Eco-Score wird in Berlin getestet: Was taugt Lidls neues Öko-Label?

Viele Menschen wollen umweltfreundliche Produkte kaufen. Lidl will die Orientierung erleichtern. Doch der Praxistest ist nachhaltig verwirrend.

Wer bei Lidl nachhaltig einkaufen will, braucht gute Augen. Denn der Eco-Score, den der Discounter derzeit in seinen Berliner Filialen testet, ist gar nicht so leicht zu entdecken. Das liegt nicht nur daran, dass es ihn bisher nur für Tee, Kaffee und Milchprodukte gibt.
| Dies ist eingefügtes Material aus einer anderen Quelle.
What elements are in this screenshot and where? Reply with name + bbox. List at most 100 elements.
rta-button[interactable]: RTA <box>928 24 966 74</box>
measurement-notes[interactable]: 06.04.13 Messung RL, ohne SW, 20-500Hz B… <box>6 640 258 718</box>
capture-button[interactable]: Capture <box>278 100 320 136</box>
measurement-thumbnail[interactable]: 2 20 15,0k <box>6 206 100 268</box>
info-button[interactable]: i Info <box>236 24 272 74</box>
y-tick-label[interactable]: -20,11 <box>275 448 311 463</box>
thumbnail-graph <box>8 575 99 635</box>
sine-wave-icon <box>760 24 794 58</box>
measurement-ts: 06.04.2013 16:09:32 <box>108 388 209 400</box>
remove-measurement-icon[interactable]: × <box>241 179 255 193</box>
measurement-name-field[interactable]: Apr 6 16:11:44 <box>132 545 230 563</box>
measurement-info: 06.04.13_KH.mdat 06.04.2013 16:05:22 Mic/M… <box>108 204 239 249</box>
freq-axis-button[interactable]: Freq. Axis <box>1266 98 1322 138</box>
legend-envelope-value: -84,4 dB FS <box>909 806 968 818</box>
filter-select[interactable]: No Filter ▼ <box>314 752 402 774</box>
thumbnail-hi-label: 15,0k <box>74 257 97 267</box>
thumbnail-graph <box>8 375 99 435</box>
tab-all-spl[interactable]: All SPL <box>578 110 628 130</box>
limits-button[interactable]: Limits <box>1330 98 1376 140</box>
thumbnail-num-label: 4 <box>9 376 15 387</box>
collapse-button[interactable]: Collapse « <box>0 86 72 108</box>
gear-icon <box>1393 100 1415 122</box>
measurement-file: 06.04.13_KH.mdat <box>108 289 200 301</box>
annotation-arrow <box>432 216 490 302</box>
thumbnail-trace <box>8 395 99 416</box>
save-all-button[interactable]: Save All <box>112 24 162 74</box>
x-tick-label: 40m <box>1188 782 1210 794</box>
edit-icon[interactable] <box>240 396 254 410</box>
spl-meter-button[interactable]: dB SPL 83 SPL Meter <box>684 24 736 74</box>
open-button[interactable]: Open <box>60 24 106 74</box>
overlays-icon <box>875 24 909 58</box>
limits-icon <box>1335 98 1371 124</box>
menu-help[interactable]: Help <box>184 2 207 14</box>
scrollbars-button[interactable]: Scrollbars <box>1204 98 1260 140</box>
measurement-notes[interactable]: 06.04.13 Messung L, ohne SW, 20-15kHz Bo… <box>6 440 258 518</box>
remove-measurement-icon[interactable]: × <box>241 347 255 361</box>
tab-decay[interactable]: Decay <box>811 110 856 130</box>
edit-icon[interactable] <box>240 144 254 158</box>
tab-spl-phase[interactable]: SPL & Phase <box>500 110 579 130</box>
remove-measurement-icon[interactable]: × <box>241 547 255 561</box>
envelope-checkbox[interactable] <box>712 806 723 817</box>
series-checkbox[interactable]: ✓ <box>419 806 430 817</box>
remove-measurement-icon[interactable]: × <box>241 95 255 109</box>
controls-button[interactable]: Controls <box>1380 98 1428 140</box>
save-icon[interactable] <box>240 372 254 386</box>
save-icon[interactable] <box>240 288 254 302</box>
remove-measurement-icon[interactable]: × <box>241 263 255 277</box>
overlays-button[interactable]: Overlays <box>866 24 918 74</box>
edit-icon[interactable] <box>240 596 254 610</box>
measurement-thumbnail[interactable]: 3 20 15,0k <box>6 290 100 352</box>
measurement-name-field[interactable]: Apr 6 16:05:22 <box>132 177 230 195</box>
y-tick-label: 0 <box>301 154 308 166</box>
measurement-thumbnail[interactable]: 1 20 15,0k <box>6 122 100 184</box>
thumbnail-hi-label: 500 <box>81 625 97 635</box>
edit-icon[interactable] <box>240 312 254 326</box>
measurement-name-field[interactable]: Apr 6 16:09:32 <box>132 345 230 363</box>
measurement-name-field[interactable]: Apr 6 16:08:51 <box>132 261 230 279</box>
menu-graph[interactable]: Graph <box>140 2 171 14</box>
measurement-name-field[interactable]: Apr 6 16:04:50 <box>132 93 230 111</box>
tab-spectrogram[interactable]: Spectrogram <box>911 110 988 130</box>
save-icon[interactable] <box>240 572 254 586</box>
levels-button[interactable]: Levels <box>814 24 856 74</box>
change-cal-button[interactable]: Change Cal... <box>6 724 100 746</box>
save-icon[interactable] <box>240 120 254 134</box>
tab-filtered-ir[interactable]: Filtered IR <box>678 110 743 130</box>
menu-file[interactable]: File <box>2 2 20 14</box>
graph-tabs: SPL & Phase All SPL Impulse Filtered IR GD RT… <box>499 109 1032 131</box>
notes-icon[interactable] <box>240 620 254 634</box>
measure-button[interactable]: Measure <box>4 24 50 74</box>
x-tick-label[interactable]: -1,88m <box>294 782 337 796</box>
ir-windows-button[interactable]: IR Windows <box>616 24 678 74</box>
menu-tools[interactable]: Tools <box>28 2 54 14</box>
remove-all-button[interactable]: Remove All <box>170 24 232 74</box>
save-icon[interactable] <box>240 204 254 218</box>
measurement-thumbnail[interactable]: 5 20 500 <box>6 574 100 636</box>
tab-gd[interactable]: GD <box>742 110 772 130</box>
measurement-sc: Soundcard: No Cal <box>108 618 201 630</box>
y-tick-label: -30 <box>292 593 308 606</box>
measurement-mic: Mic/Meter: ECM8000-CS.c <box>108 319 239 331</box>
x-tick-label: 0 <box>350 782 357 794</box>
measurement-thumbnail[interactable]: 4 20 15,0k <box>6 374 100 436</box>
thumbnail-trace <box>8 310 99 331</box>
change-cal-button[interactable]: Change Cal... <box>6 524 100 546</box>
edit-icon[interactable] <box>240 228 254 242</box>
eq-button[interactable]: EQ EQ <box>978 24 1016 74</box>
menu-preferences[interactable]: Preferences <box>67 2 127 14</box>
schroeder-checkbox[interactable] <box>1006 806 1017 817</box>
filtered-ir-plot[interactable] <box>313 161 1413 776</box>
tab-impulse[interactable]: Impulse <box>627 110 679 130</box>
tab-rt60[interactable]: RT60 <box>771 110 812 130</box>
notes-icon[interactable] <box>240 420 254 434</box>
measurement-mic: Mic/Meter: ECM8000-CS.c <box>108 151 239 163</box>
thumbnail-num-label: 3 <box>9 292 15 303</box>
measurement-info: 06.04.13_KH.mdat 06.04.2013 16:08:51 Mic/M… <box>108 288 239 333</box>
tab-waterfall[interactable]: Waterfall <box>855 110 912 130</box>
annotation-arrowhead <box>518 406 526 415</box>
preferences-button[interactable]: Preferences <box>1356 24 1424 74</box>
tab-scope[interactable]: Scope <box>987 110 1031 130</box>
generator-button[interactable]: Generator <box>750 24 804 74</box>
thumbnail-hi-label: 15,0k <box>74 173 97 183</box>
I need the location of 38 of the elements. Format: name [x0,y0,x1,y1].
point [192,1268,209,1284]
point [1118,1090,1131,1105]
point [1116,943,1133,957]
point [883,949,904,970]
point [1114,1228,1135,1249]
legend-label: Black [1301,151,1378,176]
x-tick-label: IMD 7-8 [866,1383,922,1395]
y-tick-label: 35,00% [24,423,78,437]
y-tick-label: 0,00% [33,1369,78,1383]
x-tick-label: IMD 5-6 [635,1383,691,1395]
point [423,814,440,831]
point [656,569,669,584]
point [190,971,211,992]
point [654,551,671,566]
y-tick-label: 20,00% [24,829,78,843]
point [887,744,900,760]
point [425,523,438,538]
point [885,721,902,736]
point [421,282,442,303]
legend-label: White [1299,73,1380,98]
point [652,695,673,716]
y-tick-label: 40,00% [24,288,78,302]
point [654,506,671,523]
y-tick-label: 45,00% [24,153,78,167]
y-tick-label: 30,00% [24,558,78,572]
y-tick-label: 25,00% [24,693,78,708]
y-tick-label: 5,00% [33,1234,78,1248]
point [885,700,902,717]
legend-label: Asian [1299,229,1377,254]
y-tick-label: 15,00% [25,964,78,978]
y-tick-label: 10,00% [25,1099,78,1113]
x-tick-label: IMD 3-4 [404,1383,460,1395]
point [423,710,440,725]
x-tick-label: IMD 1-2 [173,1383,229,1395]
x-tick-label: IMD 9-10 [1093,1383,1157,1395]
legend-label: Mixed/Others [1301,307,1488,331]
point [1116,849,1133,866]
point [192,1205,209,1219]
Auch die Auszeichnung selbst ist so dezent, dass man zwei Mal hinschauen muss, um das Nachhaltigkeitslabel zu entdecken. Auf den Packungen selbst findet man nichts, nur am Preisschild gibt es einen Hinweis. Gemessen an dem riesigen Werbeaufwand, den Lidl in der Hauptstadt betreibt, ist die Realität ernüchternd. Nach den großformatigen Plakaten und den Werbeanzeigen in den Zeitungen hätte man einen größeren Wurf erwartet.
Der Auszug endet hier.